DerayOption strives to offer you a successful trading experience. Here are some tips that all novice traders need to take into consideration before starting their trading journey.

  • Trading is not gambling, don’t approach it as such. Make sure to study the market before you trade.
  • Do your homework and be a well-informed trader: learn about your chosen asset, its trends and how it is affected by global fluctuations and different financial markets. Try to trade on clear market trends or clear announcements like stock prices decreasing in Asia or unemployment rate in the US.
  • Try, learn, and try again: start trading with small amount of money so you can learn about your asset.
  • As a beginner, focus on a limited number of assets or even one asset so you can learn its trends and fluctuations and rhythm - there are slow markets and highly volatile markets. Being a specialized trader gives you higher probability to make successful trades.
  • Timing is crucial: don’t get confused between weekly charts and daily charts, you need to consult both and keep time in sync before making decisions.
  • Keep calm and focus in all cases, try to deal with losses and gains with equal calmness, always breathe, take the time to make sound decisions and don’t make loss or gain affect your next trade. You can see your trading money as vacation money: once the vacation is over, your money is spent and you are ok with that - same goes for trading, this will help you deal with the small losses and manage your risk wisely in this business.
  • Have realistic goals: write down daily, weekly and monthly goals where you set clear goals on tolerated gains and losses so you avoid greed and don’t fall in the fear of trading.
  • Global financial markets are open from Sunday midnight to Friday midnight. Avoid trading Friday midnight to Sunday because of the lack of liquidity in these times - large trades move the market trends randomly and unexpectedly.
  • Greed is the enemy of traders, don’t be greedy and accept to close trades even on small earnings.
  • VERY IMPORTANT: do not trade with money you cannot afford to lose and do not take loans and debt to trade. It is very important to be comfortable with the amount of money you are trading. Consider it as any business investment that might bring you profit or loss. You should be easilty able to compensate your loss if they happen.
  • Do not risk more than 10% of the volume of your balance. For example, if the size of your balance is $1,000; the upper limit of the total daily trades will be $100 only.
  • Avoid opening multiple trades at the same time; the more trades you open, the higher the risk is.
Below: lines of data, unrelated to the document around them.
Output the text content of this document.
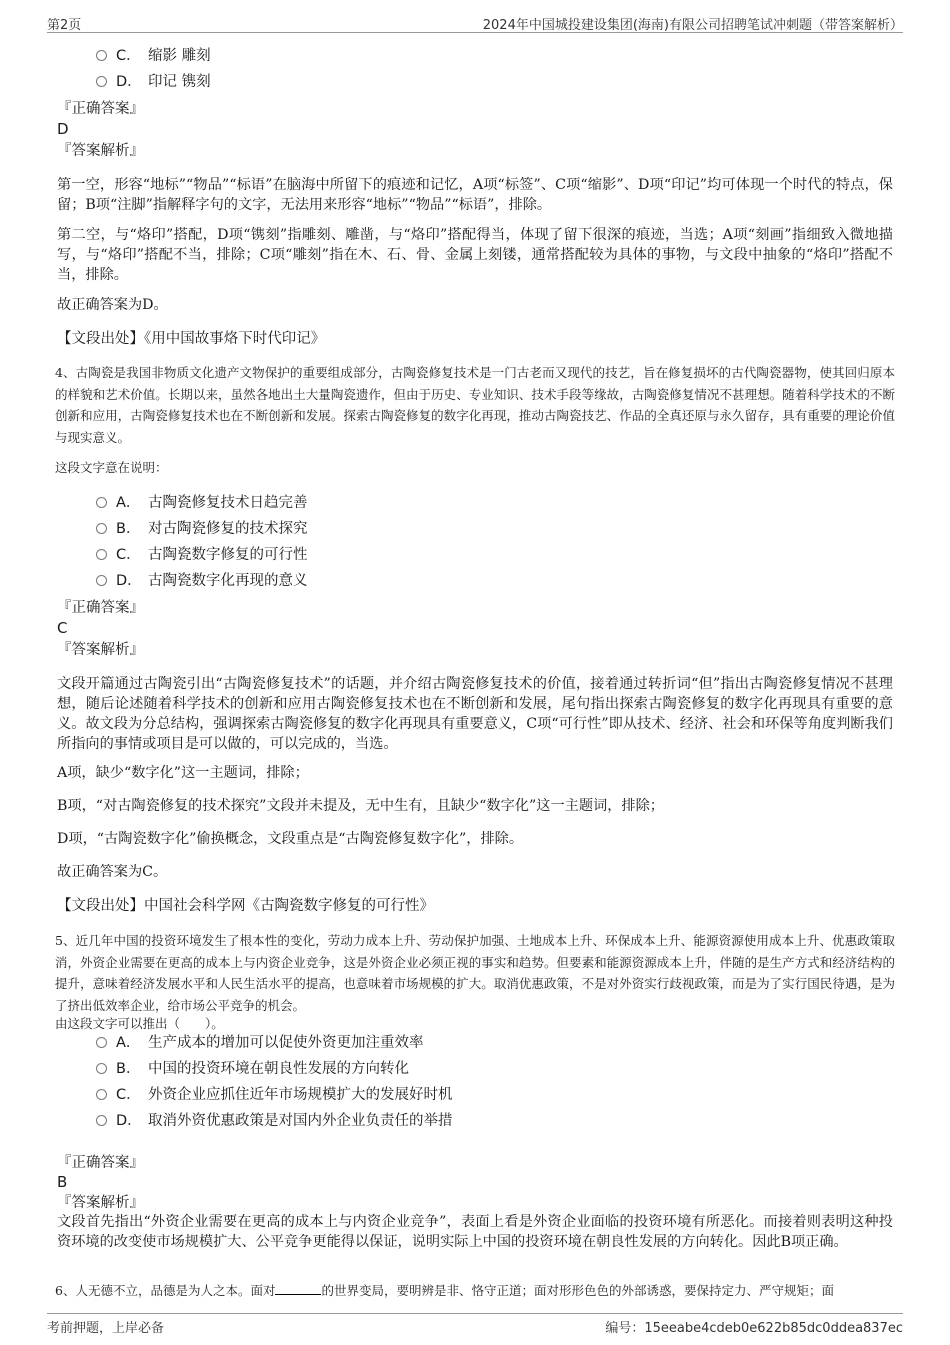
第2页	2024年中国城投建设集团(海南)有限公司招聘笔试冲刺题（带答案解析）
C． 缩影 雕刻
D． 印记 镌刻
『正确答案』
D
『答案解析』
第一空，形容“地标”“物品”“标语”在脑海中所留下的痕迹和记忆，A项“标签”、C项“缩影”、D项“印记”均可体现一个时代的特点，保留；B项“注脚”指解释字句的文字，无法用来形容“地标”“物品”“标语”，排除。
第二空，与“烙印”搭配，D项“镌刻”指雕刻、雕凿，与“烙印”搭配得当，体现了留下很深的痕迹，当选；A项“刻画”指细致入微地描写，与“烙印”搭配不当，排除；C项“雕刻”指在木、石、骨、金属上刻镂，通常搭配较为具体的事物，与文段中抽象的“烙印”搭配不当，排除。
故正确答案为D。
【文段出处】《用中国故事烙下时代印记》
4、古陶瓷是我国非物质文化遗产文物保护的重要组成部分，古陶瓷修复技术是一门古老而又现代的技艺，旨在修复损坏的古代陶瓷器物，使其回归原本的样貌和艺术价值。长期以来，虽然各地出土大量陶瓷遗作，但由于历史、专业知识、技术手段等缘故，古陶瓷修复情况不甚理想。随着科学技术的不断创新和应用，古陶瓷修复技术也在不断创新和发展。探索古陶瓷修复的数字化再现，推动古陶瓷技艺、作品的全真还原与永久留存，具有重要的理论价值与现实意义。
这段文字意在说明：
A． 古陶瓷修复技术日趋完善
B． 对古陶瓷修复的技术探究
C． 古陶瓷数字修复的可行性
D． 古陶瓷数字化再现的意义
『正确答案』
C
『答案解析』
文段开篇通过古陶瓷引出“古陶瓷修复技术”的话题，并介绍古陶瓷修复技术的价值，接着通过转折词“但”指出古陶瓷修复情况不甚理想，随后论述随着科学技术的创新和应用古陶瓷修复技术也在不断创新和发展，尾句指出探索古陶瓷修复的数字化再现具有重要的意义。故文段为分总结构，强调探索古陶瓷修复的数字化再现具有重要意义，C项“可行性”即从技术、经济、社会和环保等角度判断我们所指向的事情或项目是可以做的，可以完成的，当选。
A项，缺少“数字化”这一主题词，排除；
B项，“对古陶瓷修复的技术探究”文段并未提及，无中生有，且缺少“数字化”这一主题词，排除；
D项，“古陶瓷数字化”偷换概念，文段重点是“古陶瓷修复数字化”，排除。
故正确答案为C。
【文段出处】中国社会科学网《古陶瓷数字修复的可行性》
5、近几年中国的投资环境发生了根本性的变化，劳动力成本上升、劳动保护加强、土地成本上升、环保成本上升、能源资源使用成本上升、优惠政策取消，外资企业需要在更高的成本上与内资企业竞争，这是外资企业必须正视的事实和趋势。但要素和能源资源成本上升，伴随的是生产方式和经济结构的提升，意味着经济发展水平和人民生活水平的提高，也意味着市场规模的扩大。取消优惠政策，不是对外资实行歧视政策，而是为了实行国民待遇，是为了挤出低效率企业，给市场公平竞争的机会。
由这段文字可以推出（　　）。
A． 生产成本的增加可以促使外资更加注重效率
B． 中国的投资环境在朝良性发展的方向转化
C． 外资企业应抓住近年市场规模扩大的发展好时机
D． 取消外资优惠政策是对国内外企业负责任的举措
『正确答案』
B
『答案解析』
文段首先指出“外资企业需要在更高的成本上与内资企业竞争”，表面上看是外资企业面临的投资环境有所恶化。而接着则表明这种投资环境的改变使市场规模扩大、公平竞争更能得以保证，说明实际上中国的投资环境在朝良性发展的方向转化。因此B项正确。
6、人无德不立，品德是为人之本。面对	的世界变局，要明辨是非、恪守正道；面对形形色色的外部诱惑，要保持定力、严守规矩；面
考前押题，上岸必备	编号：15eeabe4cdeb0e622b85dc0ddea837ec
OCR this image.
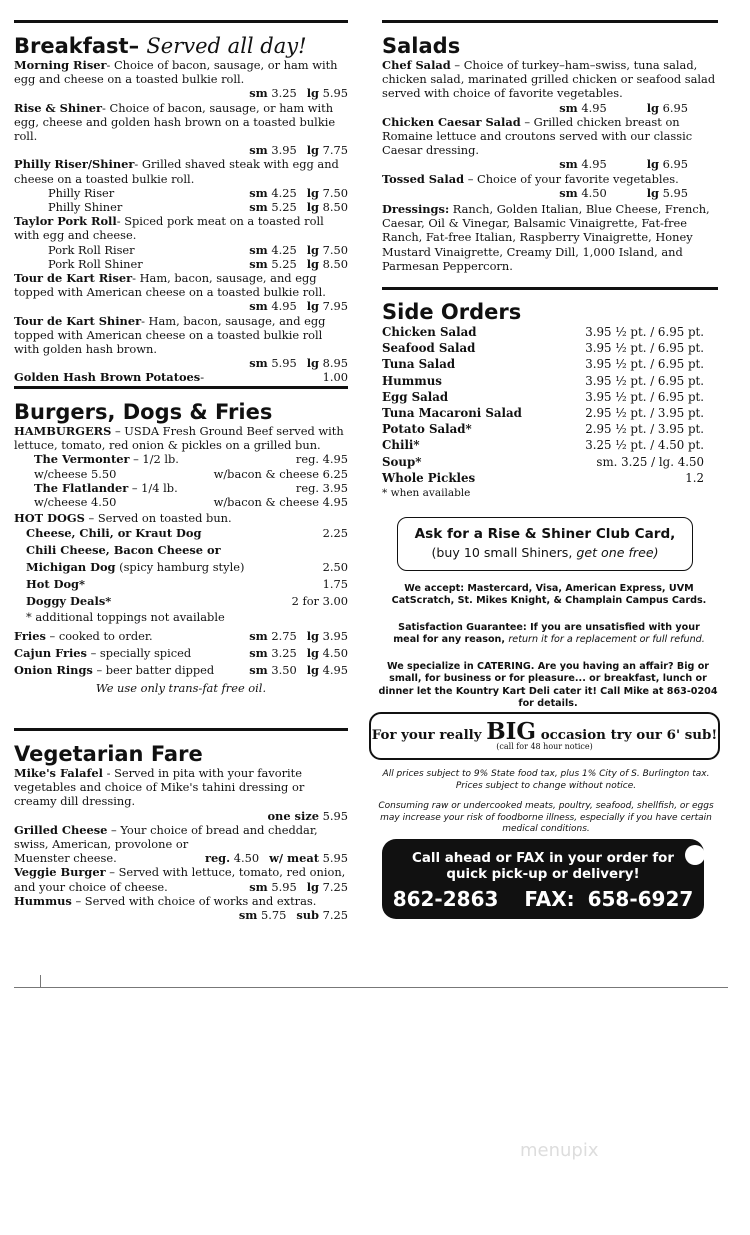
Breakfast– Served all day!
Morning Riser- Choice of bacon, sausage, or ham with egg and cheese on a toasted bulkie roll.
sm 3.25 lg 5.95
Rise & Shiner- Choice of bacon, sausage, or ham with egg, cheese and golden hash brown on a toasted bulkie roll.
sm 3.95 lg 7.75
Philly Riser/Shiner- Grilled shaved steak with egg and cheese on a toasted bulkie roll.
Philly Riser	sm 4.25 lg 7.50
Philly Shiner	sm 5.25 lg 8.50
Taylor Pork Roll- Spiced pork meat on a toasted roll with egg and cheese.
Pork Roll Riser	sm 4.25 lg 7.50
Pork Roll Shiner	sm 5.25 lg 8.50
Tour de Kart Riser- Ham, bacon, sausage, and egg topped with American cheese on a toasted bulkie roll.
sm 4.95 lg 7.95
Tour de Kart Shiner- Ham, bacon, sausage, and egg topped with American cheese on a toasted bulkie roll with golden hash brown.
sm 5.95 lg 8.95
Golden Hash Brown Potatoes-	1.00
Burgers, Dogs & Fries
HAMBURGERS – USDA Fresh Ground Beef served with lettuce, tomato, red onion & pickles on a grilled bun.
The Vermonter – 1/2 lb.	reg. 4.95
w/cheese 5.50	w/bacon & cheese 6.25
The Flatlander – 1/4 lb.	reg. 3.95
w/cheese 4.50	w/bacon & cheese 4.95
HOT DOGS – Served on toasted bun.
Cheese, Chili, or Kraut Dog	2.25
Chili Cheese, Bacon Cheese or
Michigan Dog (spicy hamburg style)	2.50
Hot Dog*	1.75
Doggy Deals*	2 for 3.00
* additional toppings not available
Fries – cooked to order.	sm 2.75 lg 3.95
Cajun Fries – specially spiced	sm 3.25 lg 4.50
Onion Rings – beer batter dipped	sm 3.50 lg 4.95
We use only trans-fat free oil.
Vegetarian Fare
Mike's Falafel - Served in pita with your favorite vegetables and choice of Mike's tahini dressing or creamy dill dressing.
one size 5.95
Grilled Cheese – Your choice of bread and cheddar, swiss, American, provolone or
Muenster cheese.	reg. 4.50 w/ meat 5.95
Veggie Burger – Served with lettuce, tomato, red onion, and your choice of cheese.	sm 5.95 lg 7.25
Hummus – Served with choice of works and extras.
sm 5.75 sub 7.25
Salads
Chef Salad – Choice of turkey–ham–swiss, tuna salad, chicken salad, marinated grilled chicken or seafood salad served with choice of favorite vegetables.
sm 4.95	lg 6.95
Chicken Caesar Salad – Grilled chicken breast on Romaine lettuce and croutons served with our classic Caesar dressing.
sm 4.95	lg 6.95
Tossed Salad – Choice of your favorite vegetables.
sm 4.50	lg 5.95
Dressings: Ranch, Golden Italian, Blue Cheese, French, Caesar, Oil & Vinegar, Balsamic Vinaigrette, Fat-free Ranch, Fat-free Italian, Raspberry Vinaigrette, Honey Mustard Vinaigrette, Creamy Dill, 1,000 Island, and Parmesan Peppercorn.
Side Orders
Chicken Salad	3.95 ½ pt. / 6.95 pt.
Seafood Salad	3.95 ½ pt. / 6.95 pt.
Tuna Salad	3.95 ½ pt. / 6.95 pt.
Hummus	3.95 ½ pt. / 6.95 pt.
Egg Salad	3.95 ½ pt. / 6.95 pt.
Tuna Macaroni Salad	2.95 ½ pt. / 3.95 pt.
Potato Salad*	2.95 ½ pt. / 3.95 pt.
Chili*	3.25 ½ pt. / 4.50 pt.
Soup*	sm. 3.25 / lg. 4.50
Whole Pickles	1.2
* when available
Ask for a Rise & Shiner Club Card,
(buy 10 small Shiners, get one free)
We accept: Mastercard, Visa, American Express, UVM CatScratch, St. Mikes Knight, & Champlain Campus Cards.
Satisfaction Guarantee: If you are unsatisfied with your meal for any reason, return it for a replacement or full refund.
We specialize in CATERING. Are you having an affair? Big or small, for business or for pleasure... or breakfast, lunch or dinner let the Kountry Kart Deli cater it! Call Mike at 863-0204 for details.
For your really BIG occasion try our 6' sub!
(call for 48 hour notice)
All prices subject to 9% State food tax, plus 1% City of S. Burlington tax. Prices subject to change without notice.
Consuming raw or undercooked meats, poultry, seafood, shellfish, or eggs may increase your risk of foodborne illness, especially if you have certain medical conditions.
Call ahead or FAX in your order for
quick pick-up or delivery!
862-2863 FAX: 658-6927
menupix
Do not open more than 2 or 3 trades at the same time.
  • Avoid opening multiple trades on the same asset and if you are an experienced trader, try opening trades in several separate markets.
  • Start your trading session at the opening of European markets at approximately 12:30 KSA, and the U.S. markets, which opens at approximately 17:30 KSA - there is usually high liquidity at this time, and the profit opportunities are numerous.
  • Inform yourself: check trusted financial and economic websites. Read the economic news and the global statements; learn market analysis and indicators, and follow world events. The markets are closed on the weekend - take this opportunity to analyse the markets and the trends of your preferred assets.
  • Measure your expectancy: there are many formulas you can use to calculate the profitability and reliability of your system. One formula you can use is:

    E= [1+ (W/L)] x P – 1


    W = Average Winning Trade
    L = Average Losing Trade
    P = Percentage Win Ratio

    Let’s say you made 10 trades out of which six were winning and four were losing. Your win ratio would be 6/10 - or 60%. If your six trades made $2,400, then your average win would be $2,400/6 = $400. If with those four trades you were $1,200 down, then your average loss would be $1,200/4 = $300. Enter this data to the formula and you get; E= [1+ (400/300)] x 0.6 - 1 = 0.40 or 40%. A positive 40% expectancy means that your system will return you 40 cents per dollar in the long run.